There are generally three types of women hair loss. These are summed up via the three following categories - androgenetic alopecia, Telogen effluvium, and non-pattern hair loss. Androgenetic alopecia is the most common cause of hair loss in women, and the pattern of hair loss in this case, is less predictable in women than it is men. Telogen effluvium can arise from many causes, including medication use, dietary tendencies, and stress. Then there are all of the other rarer types of hair loss, which fall into the 'non pattern hair loss category'.

Normal Hair Loss

As all hairs are shed at the end of their growth cycle, some degree of hair loss is accepted as normal in every individual. During the resting stage of the hair growth cycle the hair relaxes its hold on the hair root and the bulb of the hair shaft moves closer to the surface of the skin.

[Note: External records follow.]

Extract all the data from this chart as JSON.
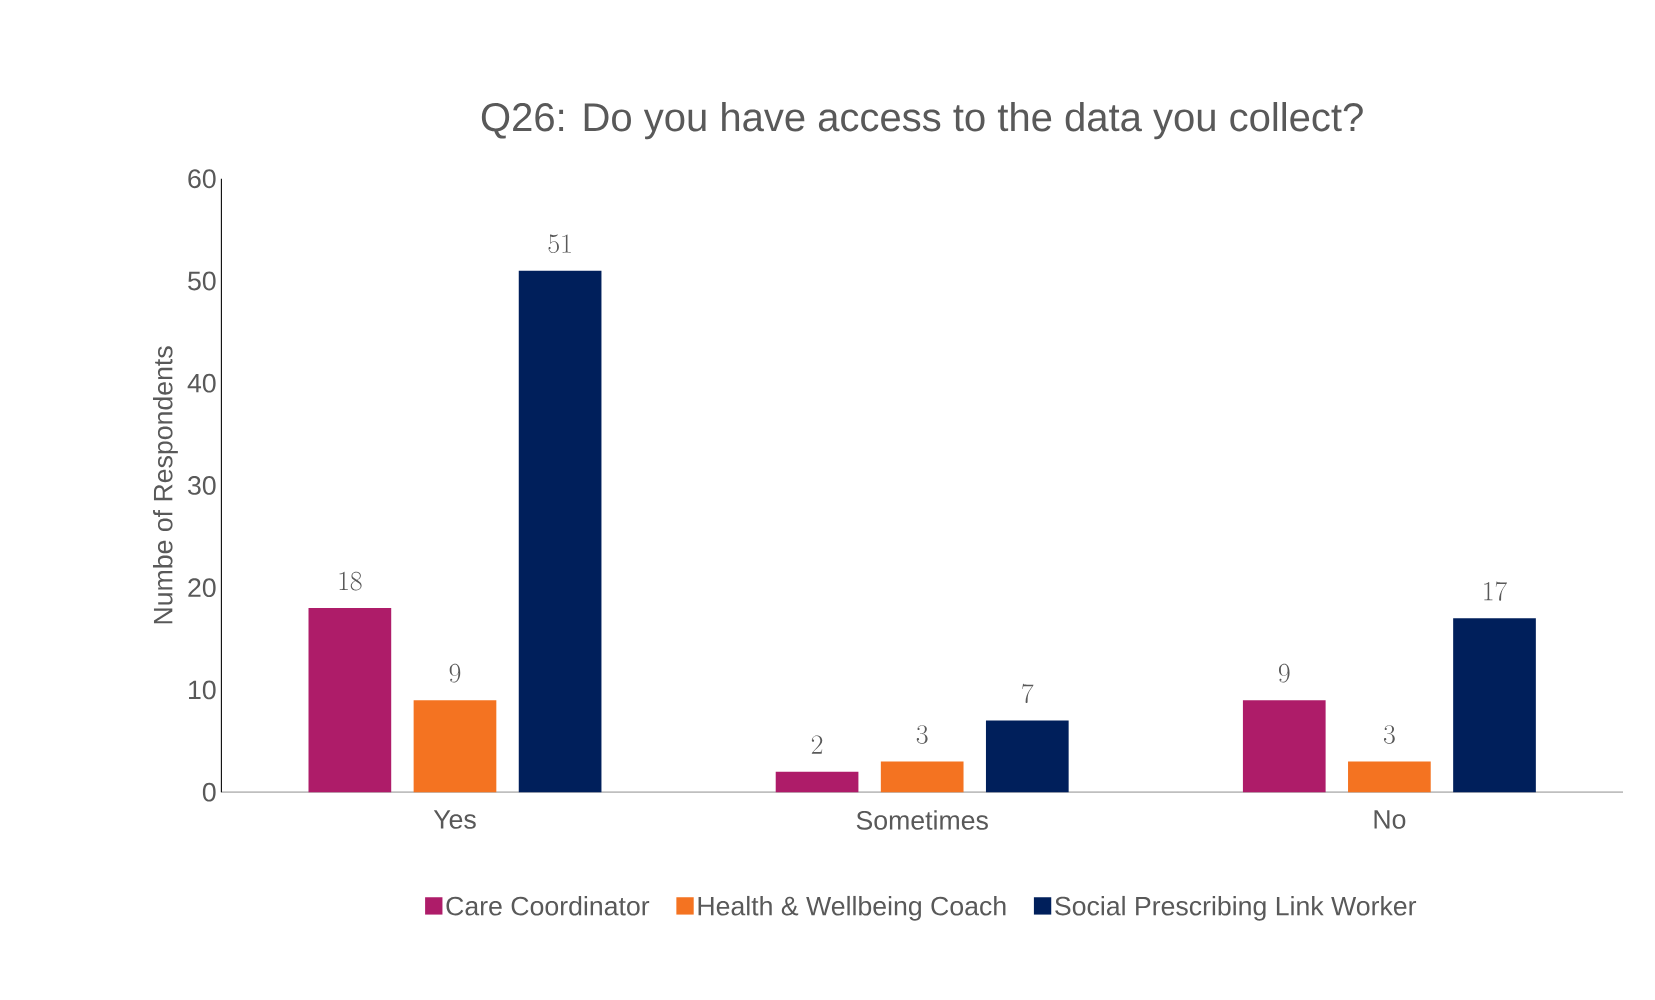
{
  "chart_data": {
    "type": "bar",
    "title": "Q26: Do you have access to the data you collect?",
    "ylabel": "Numbe of Respondents",
    "categories": [
      "Yes",
      "Sometimes",
      "No"
    ],
    "series": [
      {
        "name": "Care Coordinator",
        "color": "#ae1c69",
        "values": [
          18,
          2,
          9
        ]
      },
      {
        "name": "Health & Wellbeing Coach",
        "color": "#f47321",
        "values": [
          9,
          3,
          3
        ]
      },
      {
        "name": "Social Prescribing Link Worker",
        "color": "#001f5b",
        "values": [
          51,
          7,
          17
        ]
      }
    ],
    "ylim": [
      0,
      60
    ],
    "yticks": [
      0,
      10,
      20,
      30,
      40,
      50,
      60
    ],
    "data_labels": true,
    "legend": "bottom",
    "grid": false
  }
}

Over time, usual hair movements, shampooing and brushing causes the hair root to loosen further. Eventually, the hair is shed. The shedding of around 50 to 150 hairs per day by this way is normal. On following days, the hair follicle grows a new hair to replace the one, which is shed.

Self Induced Hair Loss

Either consciously or unconsciously, self-inflicted damage to hairs may be a cause of hair loss in some individuals. There are two types of self-induced hair loss:

Trichotillomania - This type of hair loss is commonly seen in childhood, more frequently in girls than in boys. The people who compulsively and continuously pull or pluck their hairs experience trichotillomania. This implies that this disorder has a strong psychological basis.

Traction alopecia - This type of hair loss is caused by the continuous and excessive pulling and tension of the hair due to some types of hair styling or hair systems fixed on the hair itself.

Telogen Effluvium

This type of hair loss occurs in response to certain stress events. A sudden and severe stress causes an increase in the amount of the hairs being shed. The source of stress resulting in hair loss can be events such as childbirth, pregnancy termination, starting or stopping the use of oral contraceptive drugs, premenopausal period, drugs used in diet regimens, some emotional stresses etc. These events will cause the hair to stay in the resting phase for about only 3 months. Then, a large amount of hair will be shed.